RBC Heritage

Stubborn redneck rather risk a burn at the RBC Heritage than pop his collar

dearley@islandpacket.com

I don’t do it.

Won’t do it.

Won’t ever do it.

And I’m a man of my word.

At least as far as this is concerned.

This — the popped, or upturned, collar — will never (dis)grace my shirts. There are many reasons why. Or at least two.

No. 1: My present build fits better in a more flowing shirt — a Hawaiian-style garment some would mistakenly call “ugly” — and less so in a clingy, tighter-fitting polo, which seems to be the most popular collar-popping attire.

No. 2: I don’t like popped collars.

And yet I find myself being sympathetic toward them and their wearers — who are few and far between — at this week’s RBC Heritage Presented by Boeing golf tournament, here in Sea Pines at Harbour Town Golf Links. We’ll come back to that. First, a disclaimer, a brief history lesson and some self–flagellation.

The disclaimer: This is not, per se, a commentary on fashion. Based on the varying, genre-defying feedback I’ve gotten on my Hawaiian shirts, I don’t presume to be in style. I’m simply saying I don’t like popped collars. And based on 30 minutes of internet research and a quick survey of my co-workers, I’m comfortable with that stance.

The history: The polo shirt, though created decades earlier, “must have peaked as a signifier of prep insidership in the 1970s,” Troy Patterson wrote in 2015 for New York Times Magazine. “By 1982, the casual version of the Ivy League look had emerged as mass style. (Garment company) Izod moved $400 million worth of shirts that year.” And, obviously, they’re still popular.

In terms of the collar, Patterson said the “flap of fabric, so often superfluous to function, frames the face and caps the body, proving essential to tone.”

And of the popped collar, Patterson write: “To upturn it, reappropriating the collar as a haughty ruff, is controversial; the wearer risks resembling an antagonist from an ’80s comedy, one of the snooty stooges upon whom the nerds revenge themselves.”

I don’t like snooty stooges.

When I was younger, I knew a guy who wore two polos at the same time and, of course, popped the collars of each. I didn’t know the guy well and, well, that’s because I didn’t want to get to know him. I don’t think the popped collars were the only deterrent, but that’s the thing I most remember about him.

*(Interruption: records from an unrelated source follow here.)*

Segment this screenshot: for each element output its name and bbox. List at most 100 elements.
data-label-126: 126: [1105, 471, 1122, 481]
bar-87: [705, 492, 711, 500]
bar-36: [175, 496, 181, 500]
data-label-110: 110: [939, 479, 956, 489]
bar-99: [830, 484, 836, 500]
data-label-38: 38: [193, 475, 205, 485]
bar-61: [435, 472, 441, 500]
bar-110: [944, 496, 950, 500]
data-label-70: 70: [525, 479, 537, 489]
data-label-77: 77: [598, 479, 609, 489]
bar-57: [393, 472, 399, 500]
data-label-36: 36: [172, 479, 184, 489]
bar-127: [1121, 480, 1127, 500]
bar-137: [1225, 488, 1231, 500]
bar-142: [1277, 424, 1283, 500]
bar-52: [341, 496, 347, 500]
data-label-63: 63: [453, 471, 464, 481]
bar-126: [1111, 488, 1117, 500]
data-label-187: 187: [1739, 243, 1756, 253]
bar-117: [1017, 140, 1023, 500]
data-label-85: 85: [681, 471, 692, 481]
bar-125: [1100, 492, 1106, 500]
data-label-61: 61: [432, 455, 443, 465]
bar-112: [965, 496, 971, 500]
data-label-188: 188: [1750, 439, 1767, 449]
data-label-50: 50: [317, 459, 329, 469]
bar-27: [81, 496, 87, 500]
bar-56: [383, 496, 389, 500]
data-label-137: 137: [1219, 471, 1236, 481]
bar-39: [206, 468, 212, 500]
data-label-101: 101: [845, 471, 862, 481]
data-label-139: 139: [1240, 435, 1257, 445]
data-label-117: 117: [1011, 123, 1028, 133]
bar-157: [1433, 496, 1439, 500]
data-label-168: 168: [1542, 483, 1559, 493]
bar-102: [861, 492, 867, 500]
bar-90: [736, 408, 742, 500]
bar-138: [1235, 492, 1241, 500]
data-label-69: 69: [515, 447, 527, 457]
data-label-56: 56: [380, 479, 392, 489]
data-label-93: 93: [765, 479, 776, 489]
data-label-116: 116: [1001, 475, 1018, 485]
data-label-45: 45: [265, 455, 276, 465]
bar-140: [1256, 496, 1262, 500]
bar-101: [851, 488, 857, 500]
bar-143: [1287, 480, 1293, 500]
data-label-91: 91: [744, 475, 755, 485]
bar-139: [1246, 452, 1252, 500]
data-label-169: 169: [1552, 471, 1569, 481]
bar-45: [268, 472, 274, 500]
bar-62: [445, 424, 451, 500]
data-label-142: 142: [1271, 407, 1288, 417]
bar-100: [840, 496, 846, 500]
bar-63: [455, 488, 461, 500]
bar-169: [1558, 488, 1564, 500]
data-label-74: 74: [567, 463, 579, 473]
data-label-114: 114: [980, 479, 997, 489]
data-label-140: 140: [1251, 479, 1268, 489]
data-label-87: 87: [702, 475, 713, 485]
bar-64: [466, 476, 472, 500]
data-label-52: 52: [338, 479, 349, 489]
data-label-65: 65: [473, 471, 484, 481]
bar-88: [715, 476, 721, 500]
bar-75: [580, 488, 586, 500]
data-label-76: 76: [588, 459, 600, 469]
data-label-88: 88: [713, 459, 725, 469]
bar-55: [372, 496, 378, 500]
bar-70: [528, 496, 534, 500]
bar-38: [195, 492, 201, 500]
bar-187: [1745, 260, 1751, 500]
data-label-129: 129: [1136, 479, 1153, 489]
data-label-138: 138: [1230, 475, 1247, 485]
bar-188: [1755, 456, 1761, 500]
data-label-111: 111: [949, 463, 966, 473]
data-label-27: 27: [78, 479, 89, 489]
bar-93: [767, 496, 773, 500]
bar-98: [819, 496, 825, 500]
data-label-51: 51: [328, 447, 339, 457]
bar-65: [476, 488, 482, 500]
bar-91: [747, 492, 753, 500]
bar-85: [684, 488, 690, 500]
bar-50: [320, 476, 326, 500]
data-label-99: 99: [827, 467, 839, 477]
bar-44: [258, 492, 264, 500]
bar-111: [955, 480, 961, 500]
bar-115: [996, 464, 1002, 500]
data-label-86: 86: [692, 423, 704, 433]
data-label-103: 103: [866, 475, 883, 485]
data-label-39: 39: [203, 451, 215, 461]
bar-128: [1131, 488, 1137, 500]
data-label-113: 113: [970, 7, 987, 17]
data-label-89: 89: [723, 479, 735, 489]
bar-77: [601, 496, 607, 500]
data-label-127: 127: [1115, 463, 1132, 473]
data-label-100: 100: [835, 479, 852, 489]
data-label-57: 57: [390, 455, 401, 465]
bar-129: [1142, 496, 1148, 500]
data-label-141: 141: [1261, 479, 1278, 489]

I was judgmental, more so than I am now ... though I still find myself rolling my eyes at the popped collars I’m seeing in Harbour Town this week.

Again, there aren’t many of them.

Still, there’s no excuse for it, right? I mean, not a single PGA Tour pro I saw today on the course — all of whom are wearing polos — had their collar upturned. And GQ Magazine, at least in January 2016, said, when it comes to polo shirts, “we are categorically anti-popped collar.”

Why would anyone do it?

I ran into Charlie Hawes, a towering man from Lansing, Mich., in bright red polo shirt, behind Hole No. 13. His collar? Turned up.

He doesn’t usually pop it. When asked why, he shrugged and said, “It’s kind of uncomfortable.”

You know why he turned it up today: the sun. Got to protect the neck.

Gregg DeCrane, whom I encountered on the front nine, said that was his mission.

The Ohio native and current Sunset Beach, N.C., resident had, in addition to a popped collar, a wide-brim hat that offered double protection for that sensitive spot atop the shoulders.

He’s not a regular collar-popper, per se: “It’s not a one-time thing, it’s a sun-time thing,” he said, joking that he didn’t have much need for neck protection when he lived in the colder, grayer Midwest.

Mark Collins, who sported a lime-green-striped polo, stood near the practice putting green as I neared the clubhouse.

The Hilton Head resident’s been coming to the Heritage for 18 years, he said.

“I’m not into fashion statements,” he said, smiling slightly.

He, too, had popped his collar to keep the sun off his neck. His wife, he said, would be mad if he got a sunburn — he hadn’t worn any sunscreen.

Neither had I.

And my neck is burned.

Was burned, or burning, yesterday when I sat in the stands near No. 18 watching some groups make their turns.

I could have prevented it, I guess.

But I was too cool to pop my collar.